Créé en 2018 à Gand par Pascal Déotte, Wouter Vandegehuchte et Kester Goh, ce kombucha brassé à Bruges est aujourd’hui disponible dans quelques 250 bars et restaurants en Flandre et à Bruxelles. Décliné en quatre références, le thé fermenté biologique est aussi commercialisé dans les rayons de quelques magasins bios comme Färm, et depuis peu chez OKay et Aveve. Ayant produit 500 hl, l’an dernier, la petite marque belge espère atteindre 1.000 hl cette année. Ses responsables ont aussi crée leur webshop pendant le confinement et exportent leurs produits en France, aux Pays-Bas, en Allemagne, en Suède, en Italie et en Espagne.

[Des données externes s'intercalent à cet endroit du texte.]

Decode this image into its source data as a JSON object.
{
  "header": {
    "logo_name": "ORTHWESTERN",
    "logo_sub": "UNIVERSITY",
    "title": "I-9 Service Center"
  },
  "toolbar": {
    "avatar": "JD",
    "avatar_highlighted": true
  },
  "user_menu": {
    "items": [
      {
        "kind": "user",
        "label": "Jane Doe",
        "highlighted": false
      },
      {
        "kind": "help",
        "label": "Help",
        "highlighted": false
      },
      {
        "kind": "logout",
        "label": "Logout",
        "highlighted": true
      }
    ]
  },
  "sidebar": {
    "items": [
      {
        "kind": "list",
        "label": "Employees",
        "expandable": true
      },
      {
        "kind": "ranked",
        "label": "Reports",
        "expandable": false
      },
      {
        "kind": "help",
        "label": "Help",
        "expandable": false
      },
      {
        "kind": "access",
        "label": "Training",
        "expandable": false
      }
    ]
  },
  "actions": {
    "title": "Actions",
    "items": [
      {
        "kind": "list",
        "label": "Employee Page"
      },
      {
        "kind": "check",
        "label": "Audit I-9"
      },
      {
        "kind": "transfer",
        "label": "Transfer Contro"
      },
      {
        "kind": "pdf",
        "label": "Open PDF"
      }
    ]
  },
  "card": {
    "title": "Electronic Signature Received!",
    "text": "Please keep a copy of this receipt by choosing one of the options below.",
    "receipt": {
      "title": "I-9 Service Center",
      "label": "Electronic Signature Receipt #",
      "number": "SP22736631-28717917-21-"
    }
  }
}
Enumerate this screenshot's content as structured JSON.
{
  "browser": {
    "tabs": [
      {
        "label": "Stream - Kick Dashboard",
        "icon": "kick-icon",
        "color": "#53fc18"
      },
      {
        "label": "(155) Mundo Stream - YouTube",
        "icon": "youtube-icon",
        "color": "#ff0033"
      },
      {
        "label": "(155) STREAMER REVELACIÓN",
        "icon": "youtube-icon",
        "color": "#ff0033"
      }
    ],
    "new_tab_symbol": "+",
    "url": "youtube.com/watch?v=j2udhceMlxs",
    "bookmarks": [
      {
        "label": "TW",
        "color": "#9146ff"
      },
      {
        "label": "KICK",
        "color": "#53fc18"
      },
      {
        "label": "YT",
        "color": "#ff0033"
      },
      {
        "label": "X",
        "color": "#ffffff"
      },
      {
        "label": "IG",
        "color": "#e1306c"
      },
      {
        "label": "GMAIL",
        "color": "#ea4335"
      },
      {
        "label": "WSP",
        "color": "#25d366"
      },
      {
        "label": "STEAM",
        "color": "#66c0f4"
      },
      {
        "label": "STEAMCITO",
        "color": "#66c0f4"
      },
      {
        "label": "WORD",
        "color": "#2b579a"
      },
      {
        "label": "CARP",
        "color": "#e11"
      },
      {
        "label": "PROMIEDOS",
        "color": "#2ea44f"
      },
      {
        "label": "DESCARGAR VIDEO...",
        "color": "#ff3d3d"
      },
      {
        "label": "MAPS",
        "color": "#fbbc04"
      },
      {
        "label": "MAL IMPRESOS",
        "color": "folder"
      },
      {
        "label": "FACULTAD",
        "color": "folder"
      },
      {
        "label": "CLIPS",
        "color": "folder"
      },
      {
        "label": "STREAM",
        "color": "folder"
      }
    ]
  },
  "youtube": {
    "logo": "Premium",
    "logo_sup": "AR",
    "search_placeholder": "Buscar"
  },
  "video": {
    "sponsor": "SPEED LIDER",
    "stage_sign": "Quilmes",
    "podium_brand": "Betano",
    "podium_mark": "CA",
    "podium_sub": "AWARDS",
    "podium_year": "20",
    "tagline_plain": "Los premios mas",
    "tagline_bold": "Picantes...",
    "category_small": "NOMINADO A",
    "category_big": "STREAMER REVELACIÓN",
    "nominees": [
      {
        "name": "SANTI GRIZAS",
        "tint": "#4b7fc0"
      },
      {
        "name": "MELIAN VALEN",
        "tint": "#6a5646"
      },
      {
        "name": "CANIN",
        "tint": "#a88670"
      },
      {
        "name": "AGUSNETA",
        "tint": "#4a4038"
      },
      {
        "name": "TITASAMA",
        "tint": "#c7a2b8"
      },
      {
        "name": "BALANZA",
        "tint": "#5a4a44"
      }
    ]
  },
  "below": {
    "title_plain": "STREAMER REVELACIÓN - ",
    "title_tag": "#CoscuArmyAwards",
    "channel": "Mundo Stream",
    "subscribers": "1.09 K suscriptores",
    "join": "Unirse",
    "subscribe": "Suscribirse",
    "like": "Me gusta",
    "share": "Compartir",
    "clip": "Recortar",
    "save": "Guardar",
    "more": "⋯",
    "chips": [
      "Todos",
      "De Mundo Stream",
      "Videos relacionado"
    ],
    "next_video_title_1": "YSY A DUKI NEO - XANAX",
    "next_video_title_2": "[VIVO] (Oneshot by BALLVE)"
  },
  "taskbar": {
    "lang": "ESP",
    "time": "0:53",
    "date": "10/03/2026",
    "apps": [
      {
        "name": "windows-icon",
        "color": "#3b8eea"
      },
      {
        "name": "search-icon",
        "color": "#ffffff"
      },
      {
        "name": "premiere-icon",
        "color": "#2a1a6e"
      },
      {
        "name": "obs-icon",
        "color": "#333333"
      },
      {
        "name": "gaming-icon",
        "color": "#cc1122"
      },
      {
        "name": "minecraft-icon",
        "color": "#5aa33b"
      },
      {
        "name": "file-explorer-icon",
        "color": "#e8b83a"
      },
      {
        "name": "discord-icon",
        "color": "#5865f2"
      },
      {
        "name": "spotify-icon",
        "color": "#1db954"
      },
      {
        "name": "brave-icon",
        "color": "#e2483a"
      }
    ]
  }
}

C’est en 2016 que Jan Verlinden décide de relancer la limonade créée par son père dans les années 1950, produite jusqu’en 1979 dans la brasserie familiale Verlinden, à Lubeek. Cette limonade pétillante dont la production est sous-traitée près d’Hasselt est fabriquée à base d’ingrédients d’origine naturelle et sucrée avec du sucre de canne. Elle existe en trois goûts, sans compter le premier cola belge 100% naturel, dont l’acidité vient d’un mélange fermenté de jus de citron et de pomme, et dans lequel le caramel synthétique a été remplacé par du malt d’orge. Le breuvage est disponible dans près de 1.000 établissements horeca, ainsi que chez Colruyt (pendant l’été), OKay, Spar et Aveve. L’entreprise s’apprête à lancer une version ” zéro ” de son cola, sucré cette fois avec de la stévia, de l’érythritol et une petite quantité de sucralose.